Unhedged would push Michele’s interpretation a step further and suggest caution about stocks, which might not enjoy such a firm economy for much longer (as we argued yesterday). Making matters worse for stocks, high real yields give investors an attractive alternative. Days like Wednesday, when yields rise and stocks fall, fit with this logic.
Our view comes with an asterisk, however. Several of our contacts and colleagues have pointed out technical or structural reasons for rising long yields, none of which are directly related to US monetary policy, inflation and growth. These include the effect on Treasury demand of the Bank of Japan’s loosening of yield curve control; traders’ closing of profitable “curve flattener trades” (buy the long end of the curve, sell short the short end); mortgage convexity hedging; and the Treasury’s recent announcement of greater impending issuance of new long-term debt. Depending on how much influence you think these factors have on long yields, and how long you expect that influence to last, your appetite for duration will vary.

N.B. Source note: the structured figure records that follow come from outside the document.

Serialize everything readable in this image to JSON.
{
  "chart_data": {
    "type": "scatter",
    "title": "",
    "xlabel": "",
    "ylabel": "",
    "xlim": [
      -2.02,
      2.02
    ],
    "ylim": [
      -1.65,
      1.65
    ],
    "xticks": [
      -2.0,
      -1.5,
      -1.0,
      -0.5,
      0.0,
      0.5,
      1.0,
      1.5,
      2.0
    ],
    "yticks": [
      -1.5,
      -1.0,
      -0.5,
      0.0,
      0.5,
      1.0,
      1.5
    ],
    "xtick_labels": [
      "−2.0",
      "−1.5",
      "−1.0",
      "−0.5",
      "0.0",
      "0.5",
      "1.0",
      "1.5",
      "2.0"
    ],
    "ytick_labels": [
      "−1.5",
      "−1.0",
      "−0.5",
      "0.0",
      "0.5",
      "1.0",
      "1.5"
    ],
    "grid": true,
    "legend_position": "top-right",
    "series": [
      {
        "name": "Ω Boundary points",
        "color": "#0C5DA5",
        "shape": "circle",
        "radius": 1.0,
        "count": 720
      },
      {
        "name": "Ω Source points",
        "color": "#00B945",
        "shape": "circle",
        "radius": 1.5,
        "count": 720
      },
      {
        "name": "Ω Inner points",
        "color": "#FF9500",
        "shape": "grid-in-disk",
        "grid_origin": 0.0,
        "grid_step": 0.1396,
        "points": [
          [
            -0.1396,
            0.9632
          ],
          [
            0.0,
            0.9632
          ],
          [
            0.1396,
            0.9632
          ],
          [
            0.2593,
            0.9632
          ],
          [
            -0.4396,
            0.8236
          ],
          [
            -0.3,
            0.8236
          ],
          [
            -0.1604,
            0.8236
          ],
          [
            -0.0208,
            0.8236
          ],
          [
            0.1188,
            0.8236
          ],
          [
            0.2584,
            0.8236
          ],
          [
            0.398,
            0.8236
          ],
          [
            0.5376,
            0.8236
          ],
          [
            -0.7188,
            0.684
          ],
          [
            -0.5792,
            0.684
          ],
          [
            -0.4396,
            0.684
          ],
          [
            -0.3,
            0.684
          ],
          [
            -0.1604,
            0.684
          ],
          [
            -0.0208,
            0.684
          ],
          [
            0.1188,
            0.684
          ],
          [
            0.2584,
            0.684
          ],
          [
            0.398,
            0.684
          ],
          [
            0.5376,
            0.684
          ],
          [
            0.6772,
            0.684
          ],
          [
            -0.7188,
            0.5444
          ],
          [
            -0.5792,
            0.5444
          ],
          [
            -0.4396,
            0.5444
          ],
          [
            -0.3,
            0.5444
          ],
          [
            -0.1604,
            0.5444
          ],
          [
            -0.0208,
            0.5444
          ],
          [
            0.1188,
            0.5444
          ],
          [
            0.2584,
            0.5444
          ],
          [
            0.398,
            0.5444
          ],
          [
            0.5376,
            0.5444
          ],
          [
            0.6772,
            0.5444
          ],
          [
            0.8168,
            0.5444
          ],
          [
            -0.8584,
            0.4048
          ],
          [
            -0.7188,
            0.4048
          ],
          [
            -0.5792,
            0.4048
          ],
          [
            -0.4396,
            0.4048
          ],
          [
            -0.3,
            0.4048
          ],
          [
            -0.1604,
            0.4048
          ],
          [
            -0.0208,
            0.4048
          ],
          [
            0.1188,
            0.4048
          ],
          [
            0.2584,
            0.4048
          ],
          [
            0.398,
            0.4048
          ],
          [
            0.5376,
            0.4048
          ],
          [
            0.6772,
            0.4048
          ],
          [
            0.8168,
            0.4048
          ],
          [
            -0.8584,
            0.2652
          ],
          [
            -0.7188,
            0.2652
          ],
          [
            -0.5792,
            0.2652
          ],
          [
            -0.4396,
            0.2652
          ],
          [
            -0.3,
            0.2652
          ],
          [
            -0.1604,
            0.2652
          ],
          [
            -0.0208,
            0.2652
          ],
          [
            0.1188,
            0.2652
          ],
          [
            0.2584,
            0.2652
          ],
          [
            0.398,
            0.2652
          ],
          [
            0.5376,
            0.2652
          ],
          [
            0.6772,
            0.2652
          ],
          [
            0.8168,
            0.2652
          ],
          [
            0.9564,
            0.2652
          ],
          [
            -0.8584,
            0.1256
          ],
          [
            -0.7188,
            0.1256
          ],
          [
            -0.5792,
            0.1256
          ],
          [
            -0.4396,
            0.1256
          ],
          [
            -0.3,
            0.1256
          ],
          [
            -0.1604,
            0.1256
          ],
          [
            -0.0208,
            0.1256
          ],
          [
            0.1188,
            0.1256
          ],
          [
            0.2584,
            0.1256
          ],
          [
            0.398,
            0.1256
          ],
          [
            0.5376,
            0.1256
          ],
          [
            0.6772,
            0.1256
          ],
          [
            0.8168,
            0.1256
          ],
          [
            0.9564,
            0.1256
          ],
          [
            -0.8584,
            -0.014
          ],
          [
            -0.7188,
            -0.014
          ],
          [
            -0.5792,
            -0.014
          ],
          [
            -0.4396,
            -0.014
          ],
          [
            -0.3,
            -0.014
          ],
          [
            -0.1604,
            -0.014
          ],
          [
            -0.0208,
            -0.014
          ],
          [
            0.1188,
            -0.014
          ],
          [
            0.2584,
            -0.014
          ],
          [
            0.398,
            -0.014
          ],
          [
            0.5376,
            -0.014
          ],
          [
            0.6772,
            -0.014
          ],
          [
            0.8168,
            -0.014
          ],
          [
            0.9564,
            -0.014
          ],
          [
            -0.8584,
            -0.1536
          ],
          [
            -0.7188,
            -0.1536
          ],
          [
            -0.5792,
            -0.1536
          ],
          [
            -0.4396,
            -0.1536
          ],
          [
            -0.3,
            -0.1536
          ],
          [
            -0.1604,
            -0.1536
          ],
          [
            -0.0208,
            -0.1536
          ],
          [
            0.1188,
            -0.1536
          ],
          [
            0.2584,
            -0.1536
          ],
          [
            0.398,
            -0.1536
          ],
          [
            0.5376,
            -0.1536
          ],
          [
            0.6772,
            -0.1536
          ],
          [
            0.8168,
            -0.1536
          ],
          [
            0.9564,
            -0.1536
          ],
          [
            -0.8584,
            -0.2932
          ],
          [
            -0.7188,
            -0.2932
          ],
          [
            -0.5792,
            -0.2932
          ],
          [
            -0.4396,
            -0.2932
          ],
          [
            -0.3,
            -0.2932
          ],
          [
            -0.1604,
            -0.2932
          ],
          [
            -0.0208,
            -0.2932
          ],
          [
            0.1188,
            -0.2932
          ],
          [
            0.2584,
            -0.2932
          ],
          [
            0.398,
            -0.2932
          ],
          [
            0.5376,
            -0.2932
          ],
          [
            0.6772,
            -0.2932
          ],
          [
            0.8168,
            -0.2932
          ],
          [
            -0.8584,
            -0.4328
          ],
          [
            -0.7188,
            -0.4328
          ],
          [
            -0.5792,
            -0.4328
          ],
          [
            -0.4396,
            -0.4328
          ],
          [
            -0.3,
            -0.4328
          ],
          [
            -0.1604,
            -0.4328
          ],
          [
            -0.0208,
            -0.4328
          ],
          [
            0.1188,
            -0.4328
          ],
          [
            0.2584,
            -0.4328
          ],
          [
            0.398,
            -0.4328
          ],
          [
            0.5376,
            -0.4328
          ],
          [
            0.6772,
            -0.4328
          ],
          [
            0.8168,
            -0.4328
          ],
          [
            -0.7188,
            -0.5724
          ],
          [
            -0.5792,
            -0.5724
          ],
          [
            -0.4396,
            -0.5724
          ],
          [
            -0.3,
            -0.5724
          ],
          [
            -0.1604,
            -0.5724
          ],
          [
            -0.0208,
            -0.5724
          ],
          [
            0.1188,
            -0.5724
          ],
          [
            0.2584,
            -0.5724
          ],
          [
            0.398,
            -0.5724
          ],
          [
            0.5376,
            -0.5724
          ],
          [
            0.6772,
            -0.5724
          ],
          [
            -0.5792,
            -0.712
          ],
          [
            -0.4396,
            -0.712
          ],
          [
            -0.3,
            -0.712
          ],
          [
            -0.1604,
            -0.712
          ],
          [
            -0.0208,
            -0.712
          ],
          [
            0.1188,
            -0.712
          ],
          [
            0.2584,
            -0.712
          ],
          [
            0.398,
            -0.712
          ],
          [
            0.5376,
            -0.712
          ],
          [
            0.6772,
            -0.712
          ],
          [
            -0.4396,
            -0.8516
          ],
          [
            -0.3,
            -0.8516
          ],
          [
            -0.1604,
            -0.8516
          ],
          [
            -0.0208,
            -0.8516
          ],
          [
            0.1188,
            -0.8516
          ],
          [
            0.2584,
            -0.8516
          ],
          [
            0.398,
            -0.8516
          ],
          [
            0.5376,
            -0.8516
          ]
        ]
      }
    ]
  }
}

Still, we are inclined to keep it simple. One does not have to equate higher bond yields with lower equity valuations to think that, in the current moment, rising long yields will put pressure on stocks. Those yields reflect restrictive monetary policy that will probably depress economic growth and present an attractive alternative to stock ownership.
One good read
Patrick Radden Keefe has written an insightful profile of the art dealer Larry Gagosian for The New Yorker — a much more detailed portrait than my much shorter effort on the same subject for How To Spend It.